Another example and current clinical problem in Nicaragua is renal insufficiency among sugar cane workers. Why has this picked up now and not years ago and why is this not seen in Argentina’s cane workers? In essence, what questions about diseases can emerge when looked through the epistemological gaze of a local healthcare worker?

Our thesis is that by assisting health care workers form low and middle-income countries in the process of structuring clinical research, we can incite clinical study and revert the unidirectional flow of information.

While we acknowledge that language and rhetorical style are barriers to bidirectional communication, it is important to stress the colonial history that all low and middle-income countries share. This record of past governance by imperial power and present cultural dominance foments the idea that knowledge generated in low and middle-income countries is not as valuable as that coming from high-income countries.

Evidence-Based Medicine and the Philosophy of Science

In high-income countries, evidence-based medicine (EBM) is the preferred method of clinical discovery. EBM has many virtues, however falls short by relying too heavily on technology for giving accurate diagnoses. The social and economic reality in low and middle-income countries demands a broader range of flexibility and creativity in the medical process.

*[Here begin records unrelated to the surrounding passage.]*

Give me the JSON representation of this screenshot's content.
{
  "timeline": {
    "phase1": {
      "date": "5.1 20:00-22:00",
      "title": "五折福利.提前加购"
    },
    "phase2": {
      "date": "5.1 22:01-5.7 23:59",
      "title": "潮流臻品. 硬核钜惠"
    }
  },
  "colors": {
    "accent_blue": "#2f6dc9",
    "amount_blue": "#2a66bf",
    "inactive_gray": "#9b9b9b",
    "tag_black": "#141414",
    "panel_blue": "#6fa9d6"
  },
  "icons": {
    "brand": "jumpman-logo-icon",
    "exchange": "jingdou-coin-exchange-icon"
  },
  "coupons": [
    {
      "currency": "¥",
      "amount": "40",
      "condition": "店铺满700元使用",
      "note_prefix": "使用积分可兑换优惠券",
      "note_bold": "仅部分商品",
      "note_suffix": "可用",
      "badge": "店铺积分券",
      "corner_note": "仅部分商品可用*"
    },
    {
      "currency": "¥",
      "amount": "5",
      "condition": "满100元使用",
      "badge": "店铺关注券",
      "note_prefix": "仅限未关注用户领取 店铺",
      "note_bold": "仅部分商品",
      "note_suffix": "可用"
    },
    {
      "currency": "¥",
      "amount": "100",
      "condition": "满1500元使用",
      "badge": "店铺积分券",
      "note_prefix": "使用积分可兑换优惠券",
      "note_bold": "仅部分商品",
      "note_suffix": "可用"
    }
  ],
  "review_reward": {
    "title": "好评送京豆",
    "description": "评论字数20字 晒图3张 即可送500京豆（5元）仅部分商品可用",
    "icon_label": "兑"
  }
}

For that purpose, the principles of the philosophy of science can be instrumental in solving clinical puzzles. For example, Hempel did an excellent analysis of Semmelweis’ thought process when facing puerperal fever outbreaks. We need to perceive the surgeon in Matagalpa as a scientist who is well versed in the power of Modus Ponens or Hill’s Criteria of Causation. We must also be aware that those clinical observations are often different from that of a physician from a high-income country.

Tele-Education Program in Latin American Medical Schools

In 2014, we partnered with one medical school in Central America to conduct a live webinar series of lectures on clinical research, with the goal of assisting healthcare workers from low and middle-income countries in structuring their observations and developing a clinical research program. Each series totals eight hours of lecture, covering the following main topics: Reason in Diagnostic and Treatment, Inductive and Deductive Logic and its Fallacies and Causality, and Designing Hypothesis-Driven Clinical Research.

The course also illustrates the process of discovery, with narratives about the thought processes that lead to the etiology of duodenal ulcer, neural tube defects, and AIDS, among other examples. We aim at emphasizing the value of observation. We link the thought of Popper, Hempel, Quine, and Feyerabend to clinical investigation.

By February 2018, six medical schools have partnered with UCLA and three hundred fifty-six participants have completed the course. Encouraging results include the creation of a medical student-run research society, an online medical journal, and four papers, two of which have been accepted in PubMed journals and two that are in revision.

This program highlights the many ways through which Academic Institutions can collaborate with each other. For us at the Center for World Health, charity is vertical and solidarity is horizontal.